Appoint Pro As Drug Czar

October 19, 2017

Now that Rep. Tom Marino has demonstrated the pitfalls of naming a conflicted politician as director of National Drug Control Policy, President Donald Trump should take a different approach to naming the next “drug czar.” Marino, Trump’s nominee and a Republican from Lycoming County, withdrew his name from consideration Tuesday. CBS News’ “60 Minutes” and The Washington Post revealed that he had championed a law that impedes the Drug Enforcement Administration’s ability to keep prescription opioids off the black market, while collecting nearly $100,000 in campaign contributions from interests tied to opioid manufacturing and distribution, sapping his credibility and making his nomination untenable.
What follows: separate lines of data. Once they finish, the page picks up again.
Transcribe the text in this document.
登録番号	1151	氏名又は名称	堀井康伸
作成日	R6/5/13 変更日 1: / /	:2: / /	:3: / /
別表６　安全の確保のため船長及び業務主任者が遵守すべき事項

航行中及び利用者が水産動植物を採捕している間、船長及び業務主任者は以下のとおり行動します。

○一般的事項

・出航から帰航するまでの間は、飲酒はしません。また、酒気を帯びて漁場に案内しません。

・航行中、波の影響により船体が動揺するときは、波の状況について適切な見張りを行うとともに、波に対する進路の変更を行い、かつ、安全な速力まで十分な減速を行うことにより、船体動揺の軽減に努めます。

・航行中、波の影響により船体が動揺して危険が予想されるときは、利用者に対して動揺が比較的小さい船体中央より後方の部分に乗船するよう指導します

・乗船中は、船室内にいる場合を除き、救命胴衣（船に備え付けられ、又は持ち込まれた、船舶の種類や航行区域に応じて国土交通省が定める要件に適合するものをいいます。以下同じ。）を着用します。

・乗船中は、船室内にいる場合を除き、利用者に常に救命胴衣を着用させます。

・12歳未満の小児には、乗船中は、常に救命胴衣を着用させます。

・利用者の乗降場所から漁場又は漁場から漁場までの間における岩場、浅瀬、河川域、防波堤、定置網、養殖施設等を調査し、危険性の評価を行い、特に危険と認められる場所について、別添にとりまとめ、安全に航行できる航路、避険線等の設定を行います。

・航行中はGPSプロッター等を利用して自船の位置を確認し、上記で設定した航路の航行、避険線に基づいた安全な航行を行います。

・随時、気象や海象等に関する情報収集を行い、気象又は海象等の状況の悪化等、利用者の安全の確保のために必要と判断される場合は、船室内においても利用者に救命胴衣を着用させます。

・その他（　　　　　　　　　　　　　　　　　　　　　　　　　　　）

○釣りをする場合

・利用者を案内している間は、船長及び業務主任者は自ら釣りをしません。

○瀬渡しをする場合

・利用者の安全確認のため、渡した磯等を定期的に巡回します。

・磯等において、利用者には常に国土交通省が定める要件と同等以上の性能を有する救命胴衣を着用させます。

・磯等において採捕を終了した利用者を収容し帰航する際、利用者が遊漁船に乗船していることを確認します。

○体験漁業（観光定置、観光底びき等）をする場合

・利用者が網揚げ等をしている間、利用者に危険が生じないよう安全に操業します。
The opioid epidemic is the most pressing matter on the next drug czar’s agenda. According the Centers for Disease Control and Prevention, more than 50,000 of 64,000 people who died from drug overdoses last year used opioids. More than 14,400 of those victims died from overdoses of prescription opioids. That defines how the opioid epidemic is substantially different from previous addiction crisis. Not only do thousands die directly from overdosing on legal prescription opioids, thousands more who died using heroin, fentanyl and related substances originally became addicted using prescription opioids. Previous waves of addiction and death were due to purely illegal drugs marketed exclusively underground — powder and crack cocaine and crystal methamphetamine, for example. The result is that the opioid epidemic cuts across broad swaths of society rather than identifiable sub-groups. It is not just a drug epidemic, but an a massive public health crisis. Trump plans to declare the problem a national emergency next week. In light of that, Trump should resist the urge to appoint a political supporter like Marino. And he should avoid treating the office as solely a law enforcement position. Instead, he should nominate as drug czar a public health professional with experience battling widespread addiction.